The wooden scaffolding has been completely removed from the Orlando's Column, and monitoring of the damage continues along with a protective fence that will be erected. After approximately one year of additional monitoring, a final decision on the restoration model will be made.
This is the perfect time to learn a bit more about this great statue. Orlando's Column is one of the most famous monuments in Dubrovnik, situated on the amazing location - in front of the Saint Blaise's Church. It was made by Bonino di Jacopo from Milan with the help of the local master Antun Raguseo. The idea to erect the Column was born in 1417, and its construction started two years later. On 13th of May 1519, the Minor Council entrusted the noblemen, senators Lujo Gozze and Zore Palmota, with the task to place Orlando's Column on the main square in front of Saint Blaise's Church.

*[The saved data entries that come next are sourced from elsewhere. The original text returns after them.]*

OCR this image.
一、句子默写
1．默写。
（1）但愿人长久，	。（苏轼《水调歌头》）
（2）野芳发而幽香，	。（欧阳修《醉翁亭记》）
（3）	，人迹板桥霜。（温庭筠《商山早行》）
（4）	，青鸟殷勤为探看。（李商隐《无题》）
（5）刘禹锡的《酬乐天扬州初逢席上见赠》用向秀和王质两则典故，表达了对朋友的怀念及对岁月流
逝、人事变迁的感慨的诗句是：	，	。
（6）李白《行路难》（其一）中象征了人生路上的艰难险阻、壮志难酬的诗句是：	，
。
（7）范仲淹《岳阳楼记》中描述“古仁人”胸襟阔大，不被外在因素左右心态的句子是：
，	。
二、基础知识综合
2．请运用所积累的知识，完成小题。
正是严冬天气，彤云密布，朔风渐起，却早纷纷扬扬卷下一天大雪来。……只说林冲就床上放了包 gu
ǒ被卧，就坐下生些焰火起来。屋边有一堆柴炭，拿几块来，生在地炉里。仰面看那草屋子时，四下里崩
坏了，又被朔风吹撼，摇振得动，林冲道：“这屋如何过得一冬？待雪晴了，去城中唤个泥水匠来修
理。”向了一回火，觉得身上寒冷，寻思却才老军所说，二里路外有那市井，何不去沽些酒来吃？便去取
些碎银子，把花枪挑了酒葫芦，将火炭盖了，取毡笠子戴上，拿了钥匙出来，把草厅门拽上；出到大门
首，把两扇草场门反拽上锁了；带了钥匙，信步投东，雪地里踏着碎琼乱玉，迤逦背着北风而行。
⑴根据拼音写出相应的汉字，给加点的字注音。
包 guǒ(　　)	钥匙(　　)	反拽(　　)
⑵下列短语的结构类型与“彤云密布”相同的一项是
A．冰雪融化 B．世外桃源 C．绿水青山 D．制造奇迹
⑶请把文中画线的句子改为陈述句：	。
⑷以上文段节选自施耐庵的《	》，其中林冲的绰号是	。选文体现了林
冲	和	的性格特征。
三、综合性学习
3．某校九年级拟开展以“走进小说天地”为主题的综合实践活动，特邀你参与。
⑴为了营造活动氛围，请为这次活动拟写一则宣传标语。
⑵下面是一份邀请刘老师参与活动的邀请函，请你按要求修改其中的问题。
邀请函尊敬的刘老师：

During the history of Dubrovnik the Orlando's Column had a multi-faceted role and symbolism. The column represents the character of a pale knight. The knight, according to legend, was the nephew of the Spanish King Charles, who died in 778 on his way back to Spain. It was believed that Orlando had supernatural powers and a naval victory over the Saracene pirate Spucento was attributed to Orlando and his special forces.
Another legend about the origins of the column dates from the 15th century. The legend states that the column was installed at the time when Sigismund protected Dubrovnik. Sigismund was a famous Hungarian, Czech and later German king. During his life the king was famous for erecting Orlando columns all across the Brandeburg County.
Orlando’s stone column served the city of Dubrovnik as a flag carrier, symbol of freedom and as a metaphor for trade. His forearm is 51.2 centimeters long and this was for centuries the standard Dubrovnik measurement for fabric. For many centuries Dubrovnik merchants stood in front of the column measuring and cutting fabric. Orlando used to hold his sword in the direction of the Ottoman Empire as a symbol of readiness to fight for the freedom and independence of the Republic of Dubrovnik. Today the column is turned to Sponza Palace with his back to the church of Saint Blaise.
However, the column has been damaged during the years and has gone through numerous reconstructions. It's been under monitoring for some time now, before it goes under restoration.